Grossesses précoces ou tardives à risque
La proportion d’enfants sans vie est plus fréquente au début et à la fin de la vie féconde, mettent en évidence les auteurs, une constante depuis 1975.
Avant l’âge de 18 ans, entre 1 % et 2 % des enfants déclarés à l’état civil sont sans vie (sauf entre 1993 et 2001 où la proportion tombe sous les 1 %). Entre 25 et 30 ans, le phénomène concerne moins de 1 % des naissances, avant de remonter à partir de 30 ans, puis 35 ans, pour atteindre vers 45 ans les valeurs maximales : de 1,5 % et 4,5 % selon la période.

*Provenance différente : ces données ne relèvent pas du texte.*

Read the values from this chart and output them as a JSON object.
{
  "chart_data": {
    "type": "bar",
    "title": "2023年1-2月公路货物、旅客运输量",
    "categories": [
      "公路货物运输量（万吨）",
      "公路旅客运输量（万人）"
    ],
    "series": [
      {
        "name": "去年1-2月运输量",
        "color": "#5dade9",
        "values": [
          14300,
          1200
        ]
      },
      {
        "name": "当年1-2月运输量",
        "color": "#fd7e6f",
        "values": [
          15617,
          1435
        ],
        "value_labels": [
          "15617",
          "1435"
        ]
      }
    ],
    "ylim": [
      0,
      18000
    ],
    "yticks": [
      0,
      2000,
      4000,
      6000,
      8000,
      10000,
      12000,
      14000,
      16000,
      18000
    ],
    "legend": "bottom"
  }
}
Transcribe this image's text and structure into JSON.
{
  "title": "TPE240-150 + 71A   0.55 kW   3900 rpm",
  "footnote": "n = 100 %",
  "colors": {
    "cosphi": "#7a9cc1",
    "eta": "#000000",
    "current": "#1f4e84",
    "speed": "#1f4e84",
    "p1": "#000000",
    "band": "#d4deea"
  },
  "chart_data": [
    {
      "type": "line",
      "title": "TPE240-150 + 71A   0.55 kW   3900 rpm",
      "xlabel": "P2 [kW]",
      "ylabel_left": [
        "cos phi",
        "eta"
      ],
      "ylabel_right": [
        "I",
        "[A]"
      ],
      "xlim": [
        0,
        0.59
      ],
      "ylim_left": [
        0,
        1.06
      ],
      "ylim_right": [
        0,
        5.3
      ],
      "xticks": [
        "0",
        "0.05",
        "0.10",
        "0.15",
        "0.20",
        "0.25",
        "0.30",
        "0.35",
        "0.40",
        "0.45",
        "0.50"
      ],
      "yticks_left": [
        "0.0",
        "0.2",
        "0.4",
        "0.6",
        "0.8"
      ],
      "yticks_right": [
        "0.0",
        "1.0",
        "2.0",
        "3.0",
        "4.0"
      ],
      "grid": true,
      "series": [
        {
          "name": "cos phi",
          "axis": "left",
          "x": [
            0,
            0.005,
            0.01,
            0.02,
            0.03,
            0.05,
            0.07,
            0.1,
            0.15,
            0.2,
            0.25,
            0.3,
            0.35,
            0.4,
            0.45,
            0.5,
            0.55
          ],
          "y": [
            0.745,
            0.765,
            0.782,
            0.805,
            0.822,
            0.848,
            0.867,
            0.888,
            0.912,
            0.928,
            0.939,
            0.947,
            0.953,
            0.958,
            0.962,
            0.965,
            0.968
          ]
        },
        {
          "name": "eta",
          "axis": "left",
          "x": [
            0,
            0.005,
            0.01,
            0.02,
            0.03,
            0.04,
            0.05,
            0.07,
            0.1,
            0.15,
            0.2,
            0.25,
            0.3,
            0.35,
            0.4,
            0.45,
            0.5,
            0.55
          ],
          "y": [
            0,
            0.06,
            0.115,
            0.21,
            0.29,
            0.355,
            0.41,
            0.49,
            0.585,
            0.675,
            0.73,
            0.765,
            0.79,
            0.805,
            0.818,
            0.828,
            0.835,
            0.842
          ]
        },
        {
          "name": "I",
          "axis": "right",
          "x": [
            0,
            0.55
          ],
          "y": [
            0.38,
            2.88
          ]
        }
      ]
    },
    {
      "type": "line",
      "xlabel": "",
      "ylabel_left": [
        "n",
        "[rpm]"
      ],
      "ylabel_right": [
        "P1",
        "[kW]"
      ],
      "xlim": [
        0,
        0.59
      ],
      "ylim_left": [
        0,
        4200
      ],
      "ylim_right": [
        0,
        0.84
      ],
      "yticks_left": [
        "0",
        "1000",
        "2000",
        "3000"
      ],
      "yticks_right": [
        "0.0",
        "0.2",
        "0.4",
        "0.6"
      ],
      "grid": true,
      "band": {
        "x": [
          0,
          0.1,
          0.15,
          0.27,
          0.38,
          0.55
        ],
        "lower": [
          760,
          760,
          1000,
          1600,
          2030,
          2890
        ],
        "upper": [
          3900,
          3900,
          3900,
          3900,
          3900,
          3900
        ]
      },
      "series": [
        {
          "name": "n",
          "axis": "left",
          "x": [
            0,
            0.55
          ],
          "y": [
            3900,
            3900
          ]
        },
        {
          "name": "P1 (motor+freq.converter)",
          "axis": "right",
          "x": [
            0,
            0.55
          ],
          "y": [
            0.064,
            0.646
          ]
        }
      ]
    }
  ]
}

Autre enseignement de l’étude : l’arrivée d’un enfant sans vie n’est pas la fin de la vie féconde. Plus d’une femme sur 10 connaît une nouvelle naissance dans le deuxième semestre suivant le drame ; elles sont 40 % à accoucher d’un bébé en vie après deux ans et plus de moitié après quatre ans. Finalement, un peu moins de la moitié des femmes ayant connu un enfant sans vie n’ont pas de naissance dans les six années suivantes, qu’elles n’aient pas cherché une nouvelle grossesse, ou qu’elles aient été confrontées à des difficultés à concevoir.
Dans quel sens le phénomène évoluera-t-il sur le long terme ? Les auteurs ne tranchent pas. Si le report des naissances à des âges plus avancés, ou le recours grandissant de l’assistance médicale à la procréation peuvent plaider en faveur d’une augmentation du phénomène, à l’inverse, les progrès de la médecine pourraient diminuer les risques physiologiques d’accoucher d’un enfant sans vie.